The Daily Wort would like to dedicate this post to all those brewers out there who—by necessity or choice—do all their brewing alone. It’s tough work for one; there are a lot of tasks that really require either three hands or expensive gadgets. I was reminded of this as I mopped my third spill of the evening out of the space between the counter and the stove.

As I mentioned yesterday, today was kegging day for a dark beer. This was the first beer that my brewing companions made in my complete physical absence—I was in Seattle for a few days. I found a recipe for a Foreign Export stout (this is a big-bodied style of stout with moderately high alcohol). The recipe called for an addition of espresso, which I removed. I made some other minor tweaks to fit ingredients we already had on hand, ran it through a beer recipe calculator to correct for some system variables, and handed it off. They hit their target gravity* dead-on, and when I returned home the beer was happily bubbling away. It’s been hiding in the basement for the last four weeks.

The first step in tonight’s work was to clean and sanitize a pair of kegs. This is not a hard task, but it’s one of my least favorite in the brewing process. It just feels tedious, somehow. This is mitigated by the convenience of kegging beer over bottling it, and even more by the hedonistic pleasure of walking down to the basement to pull a pint. Assuming that the stainless steel is free of deposits, I’ll wash the keg with very hot water, force it out through the serving tube with CO2, and then rinse with a cool solution of Iodophor and water to sanitize it. This solution also gets forced out with CO2; bacteria have a rougher time in a keg pressurized with CO2 than one full of air, and there’s also the side benefit of being able to check that your seals are holding by venting a bit of gas.

When I opened the keg fridge to fetch the CO2 tank, I discovered that the output valve on the half-full keg had come loose, producing a slow eruption of maybe a quart of beer down the side of the keg onto the floor of the fridge. Great! I have no idea how this happened—they’re usually quite tight—but so it goes.

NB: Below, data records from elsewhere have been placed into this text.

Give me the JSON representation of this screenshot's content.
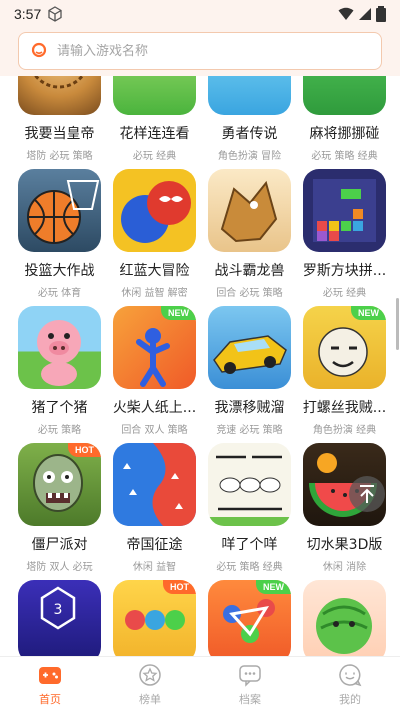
{
  "status": {
    "time": "3:57"
  },
  "search": {
    "placeholder": "请输入游戏名称"
  },
  "games": [
    {
      "name": "我要当皇帝",
      "tags": "塔防 必玩 策略",
      "badge": "",
      "icon": "emperor-game-icon"
    },
    {
      "name": "花样连连看",
      "tags": "必玩 经典",
      "badge": "",
      "icon": "mahjong-tile-icon"
    },
    {
      "name": "勇者传说",
      "tags": "角色扮演 冒险",
      "badge": "",
      "icon": "among-us-character-icon"
    },
    {
      "name": "麻将挪挪碰",
      "tags": "必玩 策略 经典",
      "badge": "",
      "icon": "mahjong-stack-icon"
    },
    {
      "name": "投篮大作战",
      "tags": "必玩 体育",
      "badge": "",
      "icon": "basketball-icon"
    },
    {
      "name": "红蓝大冒险",
      "tags": "休闲 益智 解密",
      "badge": "",
      "icon": "red-blue-heroes-icon"
    },
    {
      "name": "战斗霸龙兽",
      "tags": "回合 必玩 策略",
      "badge": "",
      "icon": "dragon-mech-icon"
    },
    {
      "name": "罗斯方块拼...",
      "tags": "必玩 经典",
      "badge": "",
      "icon": "block-puzzle-icon"
    },
    {
      "name": "猪了个猪",
      "tags": "必玩 策略",
      "badge": "",
      "icon": "pig-icon"
    },
    {
      "name": "火柴人纸上...",
      "tags": "回合 双人 策略",
      "badge": "NEW",
      "icon": "stickman-icon"
    },
    {
      "name": "我漂移贼溜",
      "tags": "竞速 必玩 策略",
      "badge": "",
      "icon": "racing-car-icon"
    },
    {
      "name": "打螺丝我贼...",
      "tags": "角色扮演 经典",
      "badge": "NEW",
      "icon": "meme-face-icon"
    },
    {
      "name": "僵尸派对",
      "tags": "塔防 双人 必玩",
      "badge": "HOT",
      "icon": "zombie-icon"
    },
    {
      "name": "帝国征途",
      "tags": "休闲 益智",
      "badge": "",
      "icon": "territory-split-icon"
    },
    {
      "name": "咩了个咩",
      "tags": "必玩 策略 经典",
      "badge": "",
      "icon": "sheep-icon"
    },
    {
      "name": "切水果3D版",
      "tags": "休闲 消除",
      "badge": "",
      "icon": "watermelon-slice-icon"
    },
    {
      "name": "",
      "tags": "",
      "badge": "",
      "icon": "number-hex-icon"
    },
    {
      "name": "",
      "tags": "",
      "badge": "HOT",
      "icon": "ball-sort-icon"
    },
    {
      "name": "",
      "tags": "",
      "badge": "NEW",
      "icon": "dots-connect-icon"
    },
    {
      "name": "",
      "tags": "",
      "badge": "",
      "icon": "watermelon-merge-icon"
    }
  ],
  "nav": [
    {
      "label": "首页",
      "active": true,
      "icon": "gamepad-home-icon"
    },
    {
      "label": "榜单",
      "active": false,
      "icon": "star-ranking-icon"
    },
    {
      "label": "档案",
      "active": false,
      "icon": "chat-archive-icon"
    },
    {
      "label": "我的",
      "active": false,
      "icon": "profile-chat-icon"
    }
  ],
  "colors": {
    "accent": "#ff6a2b",
    "new_badge": "#4cd04a",
    "hot_badge": "#ff6a2b",
    "header_bg": "#fdf3ee"
  }
}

Siphoning the beer allowed me my first real experience of this beer. It’s delicious, but I’d hesitate to call it a stout. It’s more akin to a Black Butte Porter clone, in fact: a hint of malty sweetness, some mild hop profile, and a toasty/caramel body that fits the color well. I imagine the espresso addition would give it some of the dark grain bite that jumps to my mind when I think “stout”, but I have no complaints. In fact, I could imagine brewing this again exactly as is (… if I can find the recipe). Props to my brewing cohort!

Props for me… not so much, unless you mean propping myself up on hands and knees to wipe up spilled beer. It’s almost inevitable, in my experience, that one spills an ounce or two when kegging beer. It’s not exactly de rigueur, however, to knock over the full hydrometer, spilling beer onto the surface of the stove and down onto the floor underneath it.

But the task is done, and I’ve got two fermenters ready, er, to be cleaned tomorrow while I brew. My significant other arrived home from a meeting before I motivated myself to emptying the trub** from the carboys, and we headed down to the local for a pint of Obsidian Stout and some dinner. But plenty of time for that tomorrow, and with the weather looking to be blustery, I imagine that the opportunity to hang out in the bathroom with the carboys will seem like a plum assignment.

Tomorrow: Denny Conn’s RyePA. Love this beer. Can’t wait.

Skaal!

Some definitions for the non-brewers out there:

* Gravity is a measure of the density of a liquid, relative to distilled water, and in brewing indicates how much sugar and whatnot was extracted from the grains. After beer is fermented, the change in density can also be used to estimate the alcohol content.

** Trub is the slurry of yeast and various insoluble proteins, bits of grain husk and hops, etc, that settles to the bottom of a fermenter and is left behind. A good portion of this stuff is live yeast, and enterprising or cheap brewers can reuse it for later batches, if the type of yeast is suitable. I’ll probably write more later on yeast culturing.